I am captured by Langston Hughes, he is a man who writes poetry that could rock you even if you didn't agree. This is what poetry is for, to create a movement in a place where stagnant waters gather. I wish that we all could say racism and hatred were just things of the past...but we can't, because they are not. When we grow to understand one race more accurately then we begin to separate and distort (many times extort) another. Fear of the unknown should not grip the way it does, for the unknown is just beauty waiting to be seen. This beauty cannot express itself through our knowledge of the way things should go, but we need to grasp the understanding that it is amazing and created by God not to be seen and classified through our myopic eyes. But through His eyes...Then we could see the anointing in it all, that really...God chose to make us all different because he does not see things through our tunneled minds.

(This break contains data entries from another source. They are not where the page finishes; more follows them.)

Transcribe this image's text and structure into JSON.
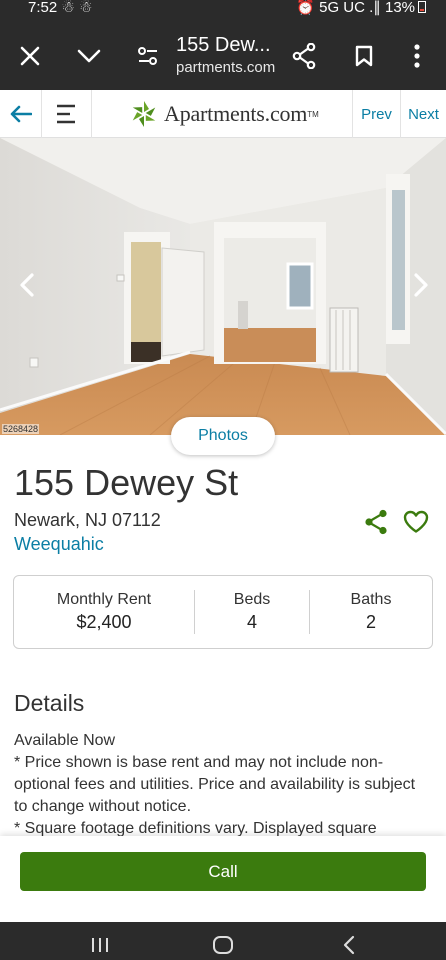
{
  "status_bar": {
    "time": "7:52 ☃ ☃",
    "right": "⏰ 5G UC .∥ 13%"
  },
  "browser": {
    "tab_title": "155 Dew...",
    "url": "partments.com"
  },
  "site_nav": {
    "logo_text": "Apartments.com",
    "logo_tm": "TM",
    "prev_label": "Prev",
    "next_label": "Next"
  },
  "gallery": {
    "mls_number": "5268428",
    "photos_button": "Photos"
  },
  "property": {
    "title": "155 Dewey St",
    "address": "Newark, NJ 07112",
    "neighborhood": "Weequahic"
  },
  "facts": {
    "rent_label": "Monthly Rent",
    "rent_value": "$2,400",
    "beds_label": "Beds",
    "beds_value": "4",
    "baths_label": "Baths",
    "baths_value": "2"
  },
  "details": {
    "heading": "Details",
    "lines": [
      "Available Now",
      "* Price shown is base rent and may not include non-optional fees and utilities. Price and availability is subject to change without notice.",
      "* Square footage definitions vary. Displayed square"
    ]
  },
  "call_button": "Call",
  "colors": {
    "brand_green": "#3b7b0e",
    "link_blue": "#0b7ea4",
    "chrome_dark": "#2b2b2b"
  },
  "icons": [
    "close-icon",
    "chevron-down-icon",
    "page-settings-icon",
    "share-icon",
    "bookmark-icon",
    "more-vert-icon",
    "back-arrow-icon",
    "hamburger-menu-icon",
    "apartments-logo-icon",
    "chevron-left-icon",
    "chevron-right-icon",
    "heart-icon",
    "recents-icon",
    "home-icon",
    "back-icon"
  ]
}
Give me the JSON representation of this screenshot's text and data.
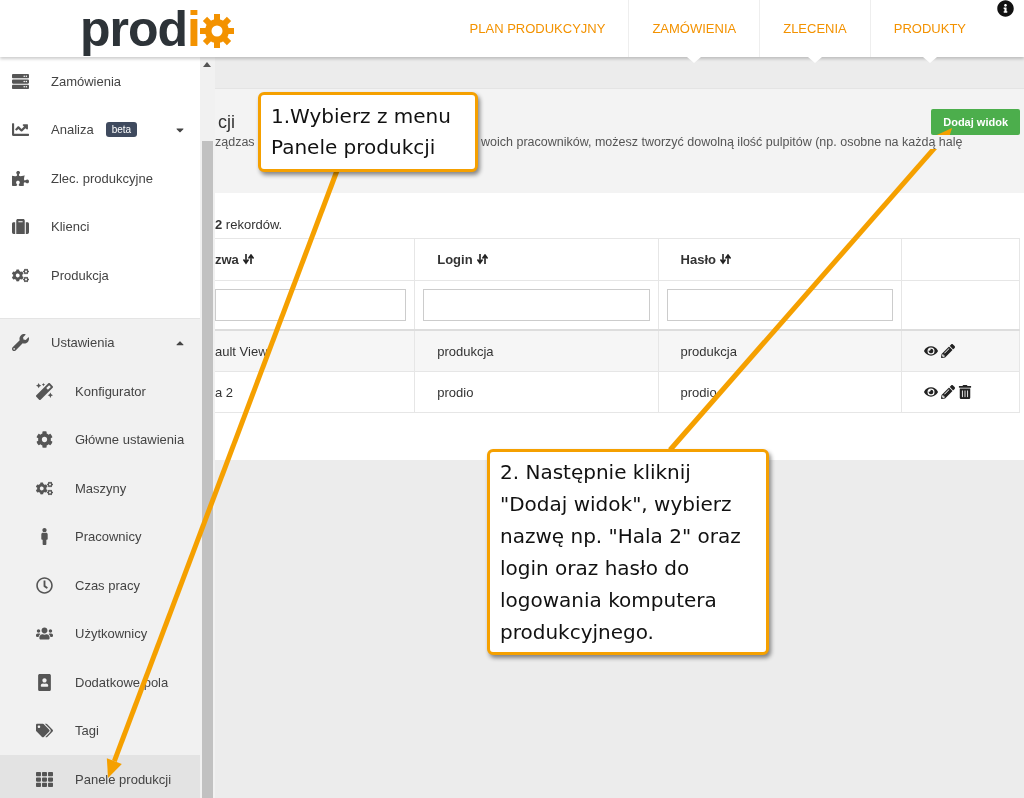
{
  "header": {
    "logo": {
      "dark": "prod",
      "accent": "i"
    },
    "nav": [
      {
        "label": "PLAN PRODUKCYJNY",
        "dropdown": false
      },
      {
        "label": "ZAMÓWIENIA",
        "dropdown": true
      },
      {
        "label": "ZLECENIA",
        "dropdown": true
      },
      {
        "label": "PRODUKTY",
        "dropdown": true
      }
    ]
  },
  "sidebar": {
    "items": [
      {
        "label": "Zamówienia",
        "selected": false
      },
      {
        "label": "Analiza",
        "badge": "beta",
        "expanded": false,
        "selected": false
      },
      {
        "label": "Zlec. produkcyjne",
        "selected": false
      },
      {
        "label": "Klienci",
        "selected": false
      },
      {
        "label": "Produkcja",
        "selected": false
      },
      {
        "label": "Ustawienia",
        "expanded": true,
        "selected": false,
        "children": [
          {
            "label": "Konfigurator",
            "selected": false
          },
          {
            "label": "Główne ustawienia",
            "selected": false
          },
          {
            "label": "Maszyny",
            "selected": false
          },
          {
            "label": "Pracownicy",
            "selected": false
          },
          {
            "label": "Czas pracy",
            "selected": false
          },
          {
            "label": "Użytkownicy",
            "selected": false
          },
          {
            "label": "Dodatkowe pola",
            "selected": false
          },
          {
            "label": "Tagi",
            "selected": false
          },
          {
            "label": "Panele produkcji",
            "selected": true
          }
        ]
      }
    ]
  },
  "panel": {
    "title": "cji",
    "description": [
      "ządzas",
      "woich pracowników, możesz tworzyć dowolną ilość pulpitów (np. osobne na każdą halę"
    ],
    "add_button": "Dodaj widok"
  },
  "table": {
    "summary": "**2** rekordów.",
    "columns": [
      "zwa",
      "Login",
      "Hasło"
    ],
    "rows": [
      {
        "cells": [
          "ault View",
          "produkcja",
          "produkcja"
        ],
        "deletable": false
      },
      {
        "cells": [
          "a 2",
          "prodio",
          "prodio"
        ],
        "deletable": true
      }
    ]
  },
  "callouts": [
    {
      "text": "1.Wybierz z menu Panele produkcji"
    },
    {
      "text": "2. Następnie kliknij \"Dodaj widok\", wybierz nazwę np. \"Hala 2\" oraz login oraz hasło do logowania komputera produkcyjnego."
    }
  ]
}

Bridled & Constructive Anger

PANTHER AND THE LASH was written about a year before Langston Hughes died. It consist of verse written during the 60's and verse from earlier works of the 20's, 30's , and 40's with titles that were suppose to divide the book into sections: "Words on Fire," "American Heartbreak," "The Bible Belt," "The Face of the War," "African Question Mark," "Dinner Guest: Me," and "Daybreak in Alabama." The poems reflect the desires, tears, heartbreak, sometimes hope, and anger of a black American community. Also, none were specifically designed to be performed in a particualar method, just simply read with the hope that the reader would gain some type of enlightenment from the words. The earlier poems of thirty years or more before those written for the PANTHER... show that Hughes was well ahead of his time long before the black power and black is beautiful movements that would come to characterized the 1960s. Moreover, they would probably place Hughes lifelong political philosophy somewhere on a scale between Martin Luther King Jr. and a post-Mecca/after Nation of Islam Malcolm X (the Malcolm X who understood that not all white people are enemies). Even today, the poems cannot be entirely dismissed as belonging to a specific time and place when in some instances the words still hold currently true as when they were first written in whatever decade. Work that holds its own against the tests of time, as most of Langston Hughes' work, is work of definite quality. Such is the genius of Langston Hughes! Langston Hughes was proudly black and understandably closeted gay and far from being stereotypically effete. Hughes often felt exploited and humiliated by his publishers and the larger white community who he generally did not like. Nevertheless, he did acknowledge that some whites could be and were trusted friends in a desired and shared equality and fight for equality. This latter is important to remember since to appeal to a larger audience, Hughes is often presented as a grinning and non-threating Uncle Tom which he "most definitely was not." Langston Hughes was not passive in much of his body of work on race and social issues as a result of having to deal with the blatent injustices of racism and the deceptive smiles often masking it-- then as now. The best summation of the work of Langston Hughes were probably his own words, "My seeking has been to explain and illuminate the Negro condition in America and obliquely that of all human kind."